The global water crisis is one of the most fundamental challenges the world will face in the 21st Century. Currently, over 1 billion people lack access to safe drinking water and over 2.5 billion people lack access to safe sanitation. Whilst large parts of Europe still have an abundant water supply throughout most of the year, water scarcity, droughts, floods, ageing infrastructure, increasing energy demand and pollution are growing concerns in countries all over the continent. At the same time, the industrial use of water increases with industries water costs reaching up to 25% of the total production costs and Europe still fails to treat around 50% of its wastewater.
At the one hand, the growth potential for innovative water technologies and services is enormous and currently at a yearly pace of 10%. At the other hand, innovation support for this sector is often relatively poor and in many countries, it is not a priority sector such as low carbon.
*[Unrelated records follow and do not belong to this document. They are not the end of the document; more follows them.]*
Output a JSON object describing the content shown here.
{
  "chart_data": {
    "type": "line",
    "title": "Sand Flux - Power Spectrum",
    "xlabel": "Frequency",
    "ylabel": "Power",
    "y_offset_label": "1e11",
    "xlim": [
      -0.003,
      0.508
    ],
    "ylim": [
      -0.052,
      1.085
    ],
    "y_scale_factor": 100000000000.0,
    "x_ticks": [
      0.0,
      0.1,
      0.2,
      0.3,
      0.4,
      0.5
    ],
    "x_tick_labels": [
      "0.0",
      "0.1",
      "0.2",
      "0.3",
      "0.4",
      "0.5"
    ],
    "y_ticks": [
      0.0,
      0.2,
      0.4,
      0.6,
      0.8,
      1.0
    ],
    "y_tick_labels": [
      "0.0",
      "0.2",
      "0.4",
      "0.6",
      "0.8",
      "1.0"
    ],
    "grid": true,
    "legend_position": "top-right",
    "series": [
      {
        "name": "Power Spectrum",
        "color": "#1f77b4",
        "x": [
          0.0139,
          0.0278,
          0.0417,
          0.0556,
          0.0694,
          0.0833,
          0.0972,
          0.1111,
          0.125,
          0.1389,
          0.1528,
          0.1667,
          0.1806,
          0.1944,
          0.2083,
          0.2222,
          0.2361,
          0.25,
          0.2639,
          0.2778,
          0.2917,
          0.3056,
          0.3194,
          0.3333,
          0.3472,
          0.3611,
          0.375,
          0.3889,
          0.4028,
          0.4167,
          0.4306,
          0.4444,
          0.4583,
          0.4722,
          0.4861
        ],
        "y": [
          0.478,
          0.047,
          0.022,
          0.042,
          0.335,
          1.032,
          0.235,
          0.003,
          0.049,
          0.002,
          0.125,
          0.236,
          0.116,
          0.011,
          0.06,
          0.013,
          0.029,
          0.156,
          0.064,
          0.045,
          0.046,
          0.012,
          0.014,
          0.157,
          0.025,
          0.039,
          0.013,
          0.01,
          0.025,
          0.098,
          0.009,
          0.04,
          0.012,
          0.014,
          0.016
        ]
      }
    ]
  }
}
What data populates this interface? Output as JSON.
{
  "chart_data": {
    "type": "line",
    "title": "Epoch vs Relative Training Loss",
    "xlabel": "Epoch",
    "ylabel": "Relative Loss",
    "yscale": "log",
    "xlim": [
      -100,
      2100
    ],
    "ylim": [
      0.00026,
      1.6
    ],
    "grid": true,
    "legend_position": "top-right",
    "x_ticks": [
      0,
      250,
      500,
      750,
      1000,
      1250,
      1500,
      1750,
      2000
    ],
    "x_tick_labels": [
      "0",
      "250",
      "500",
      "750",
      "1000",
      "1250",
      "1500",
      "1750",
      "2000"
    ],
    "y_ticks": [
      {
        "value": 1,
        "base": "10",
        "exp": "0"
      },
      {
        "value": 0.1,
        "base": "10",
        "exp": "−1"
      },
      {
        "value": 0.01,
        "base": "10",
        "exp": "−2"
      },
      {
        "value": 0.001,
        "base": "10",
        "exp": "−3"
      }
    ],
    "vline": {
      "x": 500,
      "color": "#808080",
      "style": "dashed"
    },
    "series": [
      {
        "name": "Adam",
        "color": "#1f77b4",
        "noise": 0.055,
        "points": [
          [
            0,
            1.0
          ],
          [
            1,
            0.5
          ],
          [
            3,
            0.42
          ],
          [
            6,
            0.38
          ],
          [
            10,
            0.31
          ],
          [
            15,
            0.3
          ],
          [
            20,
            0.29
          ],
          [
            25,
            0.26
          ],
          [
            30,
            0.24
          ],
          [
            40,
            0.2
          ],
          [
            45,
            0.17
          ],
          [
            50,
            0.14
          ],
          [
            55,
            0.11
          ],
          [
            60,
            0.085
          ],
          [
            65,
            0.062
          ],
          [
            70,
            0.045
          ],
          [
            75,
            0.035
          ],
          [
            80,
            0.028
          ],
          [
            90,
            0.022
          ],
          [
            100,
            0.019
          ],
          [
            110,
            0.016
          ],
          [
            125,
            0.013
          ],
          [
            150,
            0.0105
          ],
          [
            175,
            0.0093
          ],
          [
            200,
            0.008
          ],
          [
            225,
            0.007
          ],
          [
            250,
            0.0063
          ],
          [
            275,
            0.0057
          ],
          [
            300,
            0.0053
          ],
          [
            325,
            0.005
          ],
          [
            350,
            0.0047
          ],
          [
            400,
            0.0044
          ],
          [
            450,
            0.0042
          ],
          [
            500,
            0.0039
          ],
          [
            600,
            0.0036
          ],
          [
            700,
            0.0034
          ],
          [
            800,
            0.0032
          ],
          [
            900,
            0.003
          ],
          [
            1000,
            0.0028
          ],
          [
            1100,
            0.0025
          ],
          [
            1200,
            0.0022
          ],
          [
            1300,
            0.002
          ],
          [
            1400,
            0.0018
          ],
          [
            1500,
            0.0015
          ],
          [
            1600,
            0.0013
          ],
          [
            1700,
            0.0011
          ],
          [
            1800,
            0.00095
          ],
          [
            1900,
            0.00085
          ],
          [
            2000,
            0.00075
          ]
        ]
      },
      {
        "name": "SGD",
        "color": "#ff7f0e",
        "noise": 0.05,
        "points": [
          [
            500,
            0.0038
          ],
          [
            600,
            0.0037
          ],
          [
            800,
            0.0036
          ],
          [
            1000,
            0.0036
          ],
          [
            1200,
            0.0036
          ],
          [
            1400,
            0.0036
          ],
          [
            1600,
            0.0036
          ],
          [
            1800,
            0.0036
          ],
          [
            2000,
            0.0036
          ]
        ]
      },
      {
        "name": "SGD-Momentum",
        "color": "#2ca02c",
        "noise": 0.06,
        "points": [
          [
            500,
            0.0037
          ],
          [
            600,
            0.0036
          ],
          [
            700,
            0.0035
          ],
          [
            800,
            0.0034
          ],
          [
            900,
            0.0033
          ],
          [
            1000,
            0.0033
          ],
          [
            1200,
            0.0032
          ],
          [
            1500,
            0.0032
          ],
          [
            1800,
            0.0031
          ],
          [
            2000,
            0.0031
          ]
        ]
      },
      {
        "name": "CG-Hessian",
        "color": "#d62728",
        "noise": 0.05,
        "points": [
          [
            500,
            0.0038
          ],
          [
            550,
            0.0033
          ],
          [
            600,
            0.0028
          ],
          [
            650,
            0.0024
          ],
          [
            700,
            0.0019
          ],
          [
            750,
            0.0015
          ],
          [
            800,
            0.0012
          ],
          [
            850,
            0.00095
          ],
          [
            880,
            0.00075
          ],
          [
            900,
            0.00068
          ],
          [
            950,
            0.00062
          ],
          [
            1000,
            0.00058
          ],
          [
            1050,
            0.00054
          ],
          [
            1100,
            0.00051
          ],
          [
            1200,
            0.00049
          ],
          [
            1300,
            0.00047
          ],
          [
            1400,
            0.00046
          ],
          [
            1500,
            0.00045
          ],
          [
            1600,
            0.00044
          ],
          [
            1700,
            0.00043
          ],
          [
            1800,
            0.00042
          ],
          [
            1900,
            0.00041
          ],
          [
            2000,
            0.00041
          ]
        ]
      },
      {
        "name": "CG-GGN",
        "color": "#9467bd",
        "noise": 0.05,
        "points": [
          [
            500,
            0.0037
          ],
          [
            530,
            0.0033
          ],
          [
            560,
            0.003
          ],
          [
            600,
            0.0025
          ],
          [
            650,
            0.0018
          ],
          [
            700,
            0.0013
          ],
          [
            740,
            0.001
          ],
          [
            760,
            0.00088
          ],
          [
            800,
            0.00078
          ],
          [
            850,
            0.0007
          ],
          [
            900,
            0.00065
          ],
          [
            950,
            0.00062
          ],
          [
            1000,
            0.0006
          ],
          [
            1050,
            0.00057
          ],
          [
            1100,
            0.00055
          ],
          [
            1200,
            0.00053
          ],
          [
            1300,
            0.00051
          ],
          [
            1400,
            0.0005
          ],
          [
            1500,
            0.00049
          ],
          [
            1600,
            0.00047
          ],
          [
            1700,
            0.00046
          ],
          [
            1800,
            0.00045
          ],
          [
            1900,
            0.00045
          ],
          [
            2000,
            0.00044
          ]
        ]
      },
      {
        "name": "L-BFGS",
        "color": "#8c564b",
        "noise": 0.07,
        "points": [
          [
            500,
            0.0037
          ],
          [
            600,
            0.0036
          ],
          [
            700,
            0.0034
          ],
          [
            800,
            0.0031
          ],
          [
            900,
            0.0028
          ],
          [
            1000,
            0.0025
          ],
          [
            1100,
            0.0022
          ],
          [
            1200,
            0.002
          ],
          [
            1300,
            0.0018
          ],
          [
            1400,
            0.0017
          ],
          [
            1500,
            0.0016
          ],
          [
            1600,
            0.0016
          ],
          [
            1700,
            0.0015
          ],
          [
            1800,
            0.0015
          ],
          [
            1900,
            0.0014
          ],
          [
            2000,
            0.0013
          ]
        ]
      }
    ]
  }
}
Consequently, access to innovation support is challenging for innovators and most of the INNOWATER innovation support tools are new to the sector.
The INNOWATER partnership aspires to address these challenges and to use the growth potential for sustainable water and wastewater innovators and industry users. INNOWATER is a public private innovation partnership of public innovation agencies, water associations and technology specialists, innovation experts and eco-innovative cluster organisations from Belgium, Cyprus, Denmark, the Netherlands, Spain and the UK.
The overall objective of INNOWATER is to establish and implement a water innovation partnership that develops and tests new and better innovation support tools and delivery mechanism for innovative SMEs and first user industries. This will be accomplished through: the development and testing of the most promising methods and tools to facilitate technology and knowledge transfer; the promotion of innovative water technologies with first-user SME’s; the development and testing of first-user tools in industry sectors facing water issues; the pro-active involvement of key clusters and industry associations; the development of user-friendly innovation support delivery schemes in form of vouchers and business support programmes. In addition, the public agencies will prepare an exit strategy ensuring that the INNOWATER tools and delivery mechanisms will continue to be scaled up, replicated and used widely.